Second Yaddo Author Among Finalists

 
Alan Hollinghurst
Alan Hollinghurst
Book: The Line Of Beauty
Book: The Line Of Beauty

- Alan Hollinghurst’s The Line of Beauty, a novel he largely finished at Yaddo, is the winner of the 2004 Man Booker Prize for Fiction, it was announced Tuesday in London.

Critics have lavished praise on The Line of Beauty, calling it a “masterpiece” and “brilliantly written.” It is Mr. Hollinghurst’s fourth novel, and he has said it was his most challenging project to date, labeling it a summation of and development from all of his previous fiction. The Line of Beauty is the story of an innocent young gay man (a Henry James scholar) who gets caught up in the confusing world of 1980s British politics when he moves into the attic room of a prominent family and finds himself able to pursue his own private obsession with beauty, a prize as compelling to him as power and riches are to his friends.

The Booker Prize, Britain’s premier fiction award, is given every year to a novel by a writer from Britain, the Republic of Ireland, or one of the Commonwealth countries, including Australia, Canada, and India. The award includes a cash prize of approximately $80,000 and almost certainly guarantees an increase in sales for the book and worldwide recognition for Mr. Hollinghurst.
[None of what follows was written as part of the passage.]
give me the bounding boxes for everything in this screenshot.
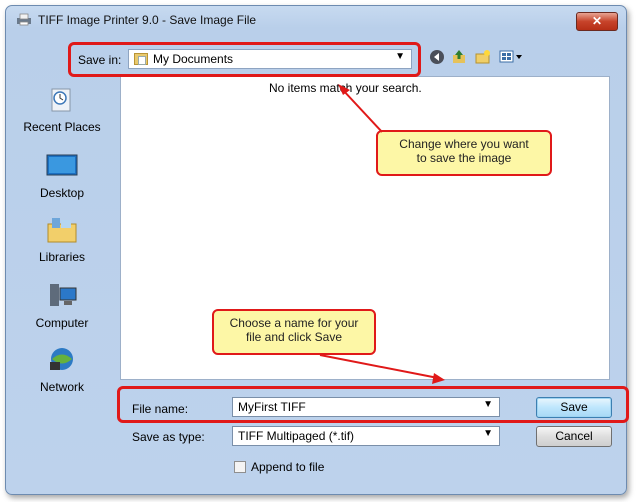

Judges initially read 132 novels to name six finalists.

Mr. Hollinghurst, who has twice been a guest at Yaddo, held the Eli Cantor Residency for Writers when he was at Yaddo in 2002. He studied and then taught English at Oxford and was for several years deputy editor of The London Times Literary Supplement. His previous novels are The Swimming-Pool Library (winner of the Somerset Maugham Award), The Folding Star (shortlisted for the Booker Prize in 1994 and winner of the James Tait Black Memorial Prize), and The Spell. Mr. Hollinghurst, 50, was one of Granta’s Best Young British Novelists in 1993. He lives in London.

A book by another Yaddo writer, The Master by Colm Toíbín, was among those shortlisted for this year’s Booker Prize. Other shortlisted titles for the 2004 award included Bitter Fruit by Achmat Dangor, The Electric Michelangelo by Sarah Hall, Cloud Atlas by David Mitchell, and I’ll Go to Bed at Noon by Gerard Woodward. The winner and each of the shortlisted finalists receive a designer-bound edition of their book, and the remaining five authors receive a cash prize of about $4,000.